If it is a closed loop, B does not go like 1/r^2.

4. Oct 7, 2008

5. Oct 7, 2008

### granpa

ok. so evidently thet wont work.

thinking 3 dimensionally, if we look at only one of the 2 currents (due to current along line element dL) then we can see from the symmetry that its field is confined to a wedge extending from the origin through the endpoints of that line element.

I have no idea how to go about calculating the resulting field.
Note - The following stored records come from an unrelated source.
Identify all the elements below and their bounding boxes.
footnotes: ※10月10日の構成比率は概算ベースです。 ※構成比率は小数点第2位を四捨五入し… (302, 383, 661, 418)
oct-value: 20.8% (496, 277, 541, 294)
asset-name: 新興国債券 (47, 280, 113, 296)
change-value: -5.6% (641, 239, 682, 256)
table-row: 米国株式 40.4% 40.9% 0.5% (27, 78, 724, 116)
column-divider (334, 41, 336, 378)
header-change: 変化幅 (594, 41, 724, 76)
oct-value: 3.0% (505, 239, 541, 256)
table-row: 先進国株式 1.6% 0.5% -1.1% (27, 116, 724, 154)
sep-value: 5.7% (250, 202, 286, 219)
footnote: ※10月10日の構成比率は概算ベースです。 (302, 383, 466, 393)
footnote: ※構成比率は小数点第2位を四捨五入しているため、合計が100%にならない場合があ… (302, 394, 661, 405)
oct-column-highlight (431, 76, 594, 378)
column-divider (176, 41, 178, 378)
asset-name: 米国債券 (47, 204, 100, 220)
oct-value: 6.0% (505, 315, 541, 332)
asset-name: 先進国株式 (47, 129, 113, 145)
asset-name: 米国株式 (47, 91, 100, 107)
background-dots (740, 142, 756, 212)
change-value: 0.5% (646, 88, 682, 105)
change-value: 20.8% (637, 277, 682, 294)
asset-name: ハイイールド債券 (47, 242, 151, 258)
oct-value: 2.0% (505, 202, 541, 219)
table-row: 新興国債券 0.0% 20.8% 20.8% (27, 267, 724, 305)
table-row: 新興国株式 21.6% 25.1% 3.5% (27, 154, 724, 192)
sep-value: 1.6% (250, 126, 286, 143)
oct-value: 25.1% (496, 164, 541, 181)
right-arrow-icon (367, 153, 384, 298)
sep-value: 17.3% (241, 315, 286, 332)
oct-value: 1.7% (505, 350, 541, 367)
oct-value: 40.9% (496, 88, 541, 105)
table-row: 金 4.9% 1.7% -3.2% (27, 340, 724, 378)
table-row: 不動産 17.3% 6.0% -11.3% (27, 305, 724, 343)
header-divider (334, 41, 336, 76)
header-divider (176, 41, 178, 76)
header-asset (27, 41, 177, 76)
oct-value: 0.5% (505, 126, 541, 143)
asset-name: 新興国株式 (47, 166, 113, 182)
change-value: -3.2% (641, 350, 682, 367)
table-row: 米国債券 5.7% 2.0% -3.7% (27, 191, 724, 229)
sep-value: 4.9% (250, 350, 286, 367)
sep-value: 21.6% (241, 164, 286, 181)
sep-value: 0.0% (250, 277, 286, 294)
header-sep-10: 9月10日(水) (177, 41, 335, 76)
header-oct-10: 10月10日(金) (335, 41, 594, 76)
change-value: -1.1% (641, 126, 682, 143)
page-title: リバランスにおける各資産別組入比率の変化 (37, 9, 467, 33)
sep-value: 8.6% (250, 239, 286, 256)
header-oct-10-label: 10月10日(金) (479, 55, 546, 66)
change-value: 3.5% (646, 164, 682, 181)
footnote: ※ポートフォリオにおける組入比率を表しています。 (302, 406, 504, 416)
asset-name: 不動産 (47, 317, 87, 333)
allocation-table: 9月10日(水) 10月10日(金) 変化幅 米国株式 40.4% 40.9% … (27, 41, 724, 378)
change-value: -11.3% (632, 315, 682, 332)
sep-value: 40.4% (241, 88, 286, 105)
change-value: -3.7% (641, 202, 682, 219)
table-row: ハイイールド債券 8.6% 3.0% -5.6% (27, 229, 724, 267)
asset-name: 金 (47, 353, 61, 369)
I've never seen or done anything like it.

6. Oct 7, 2008

### Ben Niehoff

To find the magnetic field of a finite loop, you will need to use elliptic functions. It's complicated.

However, it can be proven in general that

$$\vec B(\vec r) \propto \nabla \Omega(\vec r)$$

where $\Omega(\vec r)$ is the (oriented) solid angle subtended by the current loop at the observation point.

7. Oct 7, 2008

### granpa

any connection to the scalar potential of a magnetic field?

8. Oct 8, 2008

### clem

Yes, Omega is the magnetic scalar potential, which happens to equal the solid angle subtended by a current loop of any shape.
For a circular current loop, the MSP can be found be either an elliptic integral, or by a Legendre polynomial, partial wave expansion.

9. Oct 8, 2008

### granpa

so the msp isnt so much discontinuous as multi-valued (like an angle)?

Last edited: Oct 8, 2008
10. Oct 8, 2008

### Ben Niehoff

It's multivalued, or discontinuous if you make a branch cut.

However, in free space (in the absence of any currents), it is single-valued, as in this case (there is no J at the observation point).